Summary: Zero to One by Peter Thiel

Biggest leaps in progress are vertical, not horizontal

Vertical progress is what it takes to go from zero to one. So, create technology or idea in the first place. Apple did this with iPhone in 2007 and changed the way we see and use phones altogether.

Ask yourself novel and challenging questions like:

  • Can people live on the moon?
  • Is a world without cars possible?
  • Will we be able to fully live off renewable energies?

Monopolies are good, for both business and society

Monopoly means one company is doing something so much better than the rest. They’re doing so exceptional at this that simply no one else can survive. Think about Google search algorithm and Microsoft Windows.

We all should shoot our ventures for monopoly.

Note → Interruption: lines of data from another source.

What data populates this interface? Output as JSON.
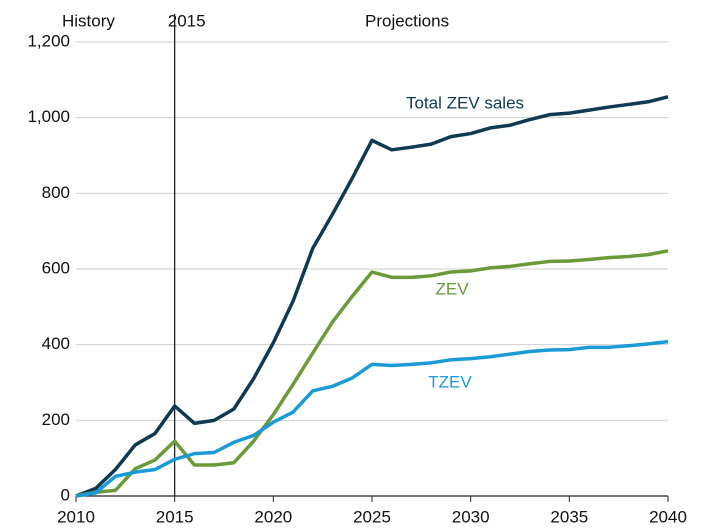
{
  "chart_data": {
    "type": "line",
    "annotations": {
      "history": "History",
      "projections": "Projections"
    },
    "vline": {
      "value": 2015,
      "label": "2015"
    },
    "x": [
      2010,
      2011,
      2012,
      2013,
      2014,
      2015,
      2016,
      2017,
      2018,
      2019,
      2020,
      2021,
      2022,
      2023,
      2024,
      2025,
      2026,
      2027,
      2028,
      2029,
      2030,
      2031,
      2032,
      2033,
      2034,
      2035,
      2036,
      2037,
      2038,
      2039,
      2040
    ],
    "series": [
      {
        "name": "Total ZEV sales",
        "color": "#0e3a52",
        "values": [
          0,
          20,
          70,
          135,
          165,
          238,
          192,
          200,
          230,
          310,
          405,
          515,
          655,
          745,
          840,
          940,
          915,
          922,
          930,
          950,
          958,
          973,
          980,
          995,
          1008,
          1012,
          1020,
          1028,
          1035,
          1042,
          1055
        ]
      },
      {
        "name": "ZEV",
        "color": "#6a9a3a",
        "values": [
          0,
          10,
          15,
          72,
          95,
          145,
          82,
          82,
          88,
          145,
          215,
          295,
          378,
          460,
          528,
          592,
          578,
          578,
          582,
          592,
          595,
          603,
          607,
          614,
          620,
          621,
          625,
          630,
          633,
          638,
          648
        ]
      },
      {
        "name": "TZEV",
        "color": "#1a9ad6",
        "values": [
          0,
          8,
          52,
          63,
          70,
          97,
          112,
          115,
          142,
          160,
          195,
          222,
          278,
          290,
          312,
          348,
          345,
          348,
          352,
          360,
          363,
          368,
          375,
          382,
          386,
          387,
          393,
          393,
          397,
          402,
          408
        ]
      }
    ],
    "xlim": [
      2010,
      2040
    ],
    "xticks": [
      2010,
      2015,
      2020,
      2025,
      2030,
      2035,
      2040
    ],
    "ylim": [
      0,
      1200
    ],
    "yticks": [
      0,
      200,
      400,
      600,
      800,
      {
        "value": 1000,
        "label": "1,000"
      },
      {
        "value": 1200,
        "label": "1,200"
      }
    ],
    "grid": true
  }
}
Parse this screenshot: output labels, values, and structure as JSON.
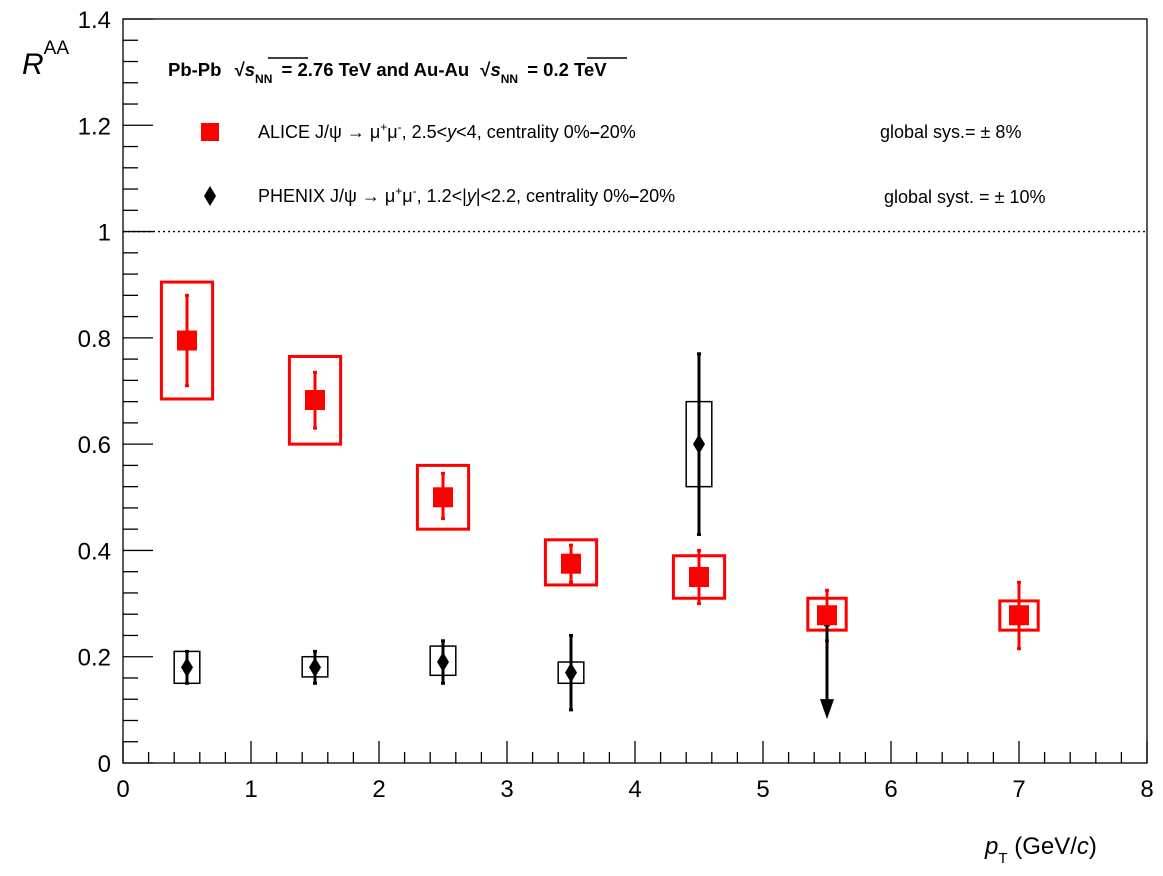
{
  "chart_data": {
    "type": "scatter",
    "title": "",
    "header": "Pb-Pb √s_NN = 2.76 TeV and Au-Au √s_NN = 0.2 TeV",
    "xlabel": "p_T (GeV/c)",
    "ylabel": "R_AA",
    "xlim": [
      0,
      8
    ],
    "ylim": [
      0,
      1.4
    ],
    "x_ticks": [
      "0",
      "1",
      "2",
      "3",
      "4",
      "5",
      "6",
      "7",
      "8"
    ],
    "y_ticks": [
      "0",
      "0.2",
      "0.4",
      "0.6",
      "0.8",
      "1",
      "1.2",
      "1.4"
    ],
    "reference_line": {
      "y": 1,
      "style": "dotted"
    },
    "grid": false,
    "legend_position": "top",
    "series": [
      {
        "name": "ALICE J/ψ → μ⁺μ⁻, 2.5<y<4, centrality 0%–20%",
        "global_sys": "global sys.= ± 8%",
        "marker": "square",
        "color": "#ff0000",
        "points": [
          {
            "x": 0.5,
            "y": 0.795,
            "stat": [
              0.71,
              0.88
            ],
            "sys": [
              0.685,
              0.905
            ],
            "sys_dx": 0.2
          },
          {
            "x": 1.5,
            "y": 0.683,
            "stat": [
              0.63,
              0.735
            ],
            "sys": [
              0.6,
              0.765
            ],
            "sys_dx": 0.2
          },
          {
            "x": 2.5,
            "y": 0.5,
            "stat": [
              0.46,
              0.545
            ],
            "sys": [
              0.44,
              0.56
            ],
            "sys_dx": 0.2
          },
          {
            "x": 3.5,
            "y": 0.375,
            "stat": [
              0.34,
              0.41
            ],
            "sys": [
              0.335,
              0.42
            ],
            "sys_dx": 0.2
          },
          {
            "x": 4.5,
            "y": 0.35,
            "stat": [
              0.3,
              0.4
            ],
            "sys": [
              0.31,
              0.39
            ],
            "sys_dx": 0.2
          },
          {
            "x": 5.5,
            "y": 0.278,
            "stat": [
              0.23,
              0.325
            ],
            "sys": [
              0.25,
              0.31
            ],
            "sys_dx": 0.15
          },
          {
            "x": 7.0,
            "y": 0.278,
            "stat": [
              0.215,
              0.34
            ],
            "sys": [
              0.25,
              0.305
            ],
            "sys_dx": 0.15
          }
        ]
      },
      {
        "name": "PHENIX J/ψ → μ⁺μ⁻, 1.2<|y|<2.2, centrality 0%–20%",
        "global_sys": "global syst. = ± 10%",
        "marker": "diamond",
        "color": "#000000",
        "points": [
          {
            "x": 0.5,
            "y": 0.18,
            "stat": [
              0.15,
              0.21
            ],
            "sys": [
              0.15,
              0.21
            ],
            "sys_dx": 0.1
          },
          {
            "x": 1.5,
            "y": 0.18,
            "stat": [
              0.15,
              0.21
            ],
            "sys": [
              0.162,
              0.2
            ],
            "sys_dx": 0.1
          },
          {
            "x": 2.5,
            "y": 0.19,
            "stat": [
              0.15,
              0.23
            ],
            "sys": [
              0.165,
              0.22
            ],
            "sys_dx": 0.1
          },
          {
            "x": 3.5,
            "y": 0.17,
            "stat": [
              0.1,
              0.24
            ],
            "sys": [
              0.15,
              0.19
            ],
            "sys_dx": 0.1
          },
          {
            "x": 4.5,
            "y": 0.6,
            "stat": [
              0.43,
              0.77
            ],
            "sys": [
              0.52,
              0.68
            ],
            "sys_dx": 0.1
          },
          {
            "x": 5.5,
            "y": 0.26,
            "upper_limit": true,
            "arrow_to": 0.09
          }
        ]
      }
    ]
  },
  "legend": {
    "alice": {
      "pre": "ALICE J/ψ → μ",
      "sup": "+",
      "mid": "μ",
      "sup2": "-",
      "post1": ", 2.5<",
      "ital": "y",
      "post2": "<4, centrality 0%",
      "dash": "–",
      "post3": "20%",
      "sys": "global sys.= ± 8%"
    },
    "phenix": {
      "pre": "PHENIX J/ψ → μ",
      "sup": "+",
      "mid": "μ",
      "sup2": "-",
      "post1": ", 1.2<|",
      "ital": "y",
      "post2": "|<2.2, centrality 0%",
      "dash": "–",
      "post3": "20%",
      "sys": "global syst. = ± 10%"
    }
  },
  "header_parts": {
    "a": "Pb-Pb",
    "s": "s",
    "nn": "NN",
    "b": "= 2.76 TeV and Au-Au",
    "c": "= 0.2 TeV"
  },
  "axis_labels": {
    "y_main": "R",
    "y_sub": "AA",
    "x_main": "p",
    "x_sub": "T",
    "x_rest": " (GeV/",
    "x_c": "c",
    "x_close": ")"
  }
}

Characteristics of Monopoly

  1. Proprietary Technology (e.g. Google, Cisco)
  2. Network effects (e.g. Facebook, Twitter, Viber)
  3. Economies of Scale (e.g. Grab, Uber, AirBNB)
  4. Branding (e.g. Apple)

Building a Monopoly

  1. Start small
  2. Monopolize a niche
  3. Scale up
  4. Don’t disrupt (avoid competition as much as possible)

Founders need a ‘Vision’

Take a look at Paypal’s vision. Paypal will give citizens worldwide more direct control over their currencies than they ever had before. A mouthful? Sure! Too good to be true? Of course. But he was right. His vision of the future showed an entirely different reality than the one he lived in and the drive he instilled in himself and his team is exactly what led them to creating the future they imagined.

So shoot for the moon. Even if you miss, you might end up among the stars.

7 Questions You Must Answer before Starting Any Business:

  1. Engineering/Technolgy question 
    • Can I create breakthrough technology instead of incremental improvements? (10x instead of 2x 3x …)
  2. Timing Question
    • Is now the right time to start my business?
  3. Monopoly Question
    • Am I starting with a big share of a small market (high competition)?
  4. People Question
    • Do I have the right team?
  5. Distribution Question
    • Do I have a way to not just create also deliver my products?
  6. Durability Question
    • Will my market position be defensible for 10 – 20 years?
  7. Secret Question
    • Have I identified a unique opportunity that others don’t see?

DCFs of low and high growth startups are on opposite ends of the spectrum.

Most of the value of low-growth atom-startups is in near term (night clubs, restaurants). Bit-companies follow opposite trajectory. They often lose money for the first few years as it takes time to build valuable things. That means delayed revenue. Most tech companies’ value will come in at least 10 or 15 years in the future.

Advertising doesn’t exist to make people buy a product right away.

Advertising exists to embed subtle impressions that will drive sales later.